I'm trying to extract forum posts (message2) while getting rid of the blockquote (message1). Here is the HTML (post content modified/simplified):
<div class="cPost_contentWrap ipsPad">
<div data-controller="core.front.core.lightboxedImages" class="ipsType_normal ipsType_richText ipsContained" itemprop="text" data-role="commentContent">
<blockquote data-ipsquote-contentclass="forums_Topic" data-ipsquote-contentid="40244" data-ipsquote-contenttype="forums" data-ipsquote-contentapp="forums" data-cite="aries_gurl" data-ipsquote-username="aries_gurl" data-ipsquote-contentcommentid="584324" class="ipsQuote" data-ipsquote="">
<div>
(message1)
</div>
</blockquote>
<p>(message2)</p>
</div>
I am trying with the following XPath query:
//div[@class="ipsType_normal ipsType_richText ipsContained"]/p[not(@class="ipsQuote")]

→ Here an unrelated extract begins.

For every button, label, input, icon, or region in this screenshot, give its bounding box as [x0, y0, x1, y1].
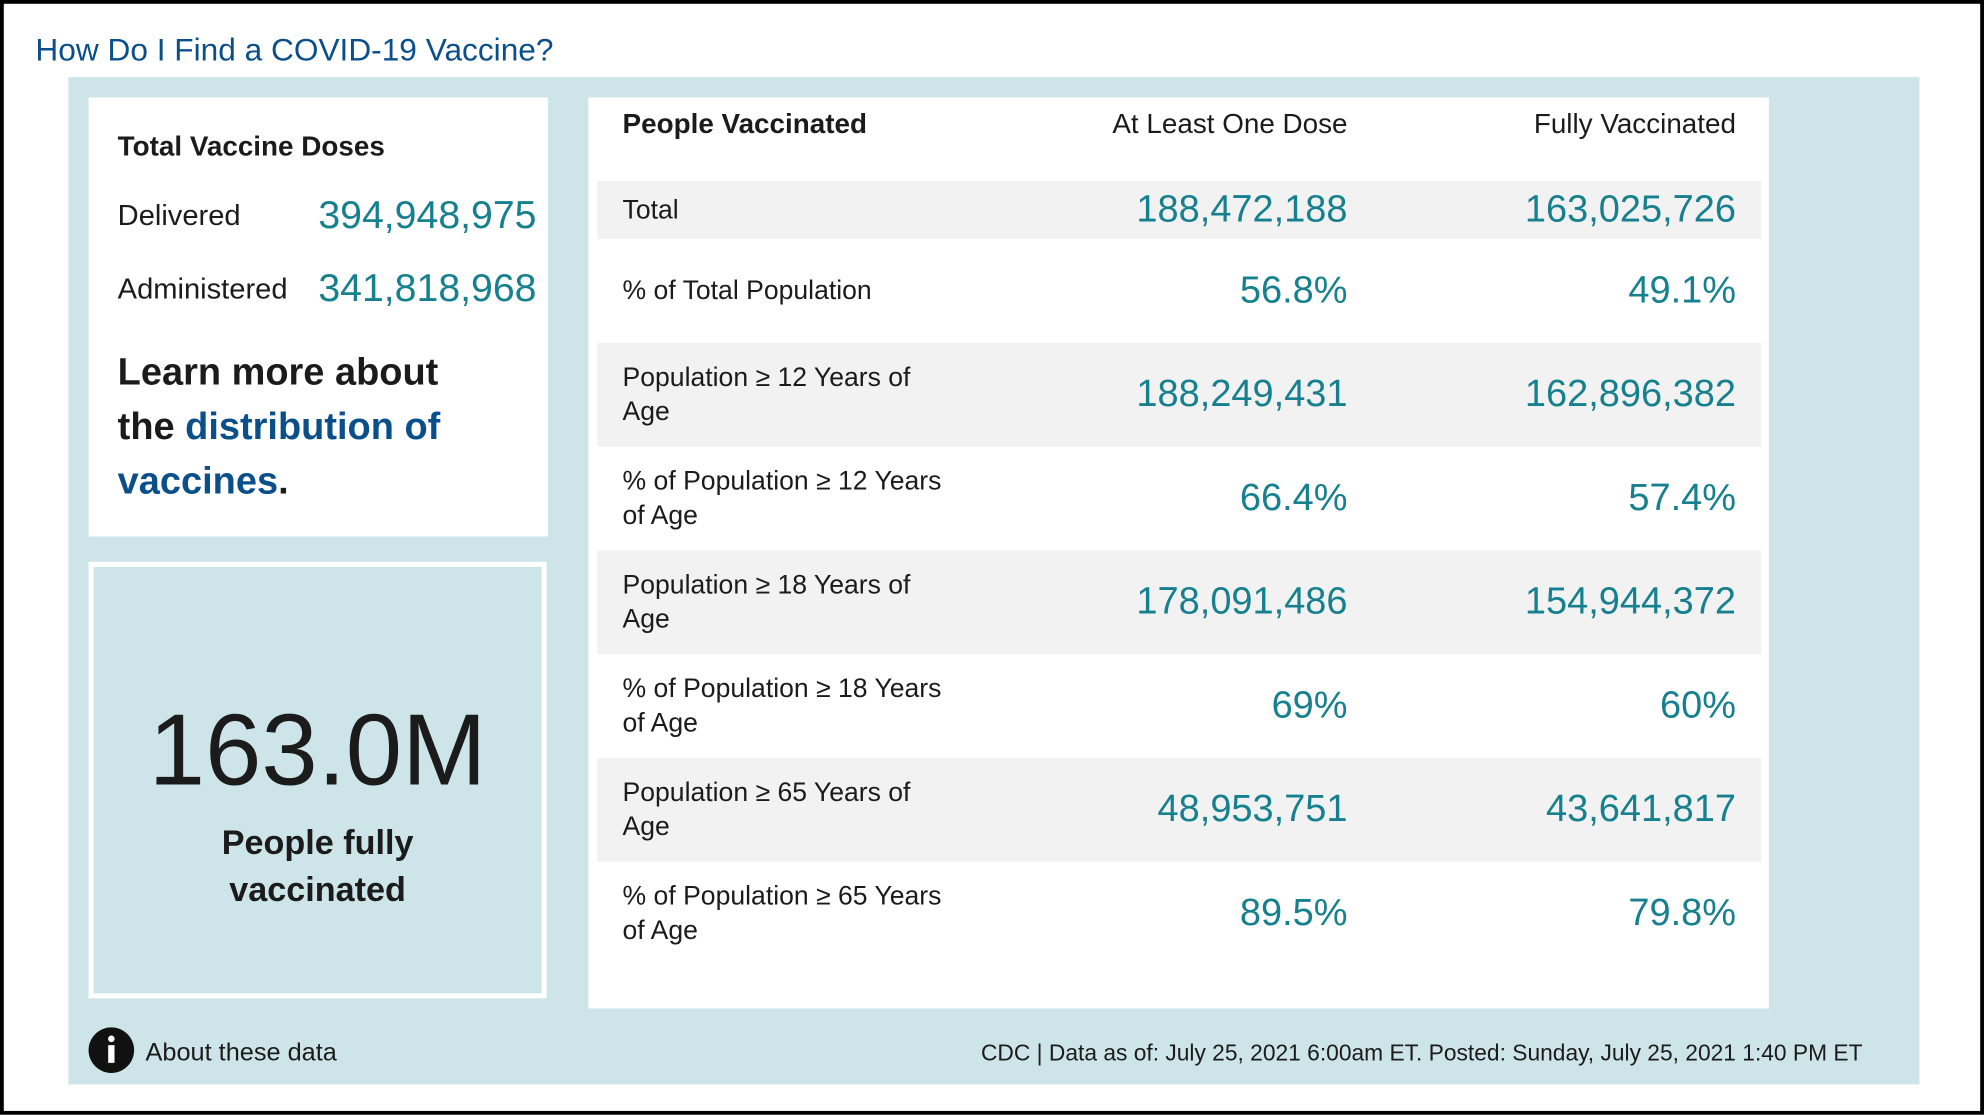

For some reason, however, this query returns all subsequent posts under the same case rather than just the current node -so, taking the above as a reference, the returned results would be: message2 message2 message2 message2, and so on (total N of messages).
Is there a way I can get one message at a time? Thank you!
Is there a way I can get one message at a time?
Yes ;) use:
(//div[@class="ipsType_normal ipsType_richText ipsContained"]/p[not(@class="ipsQuote")])[1]
for the first one. And [n] with n=1..x for the others.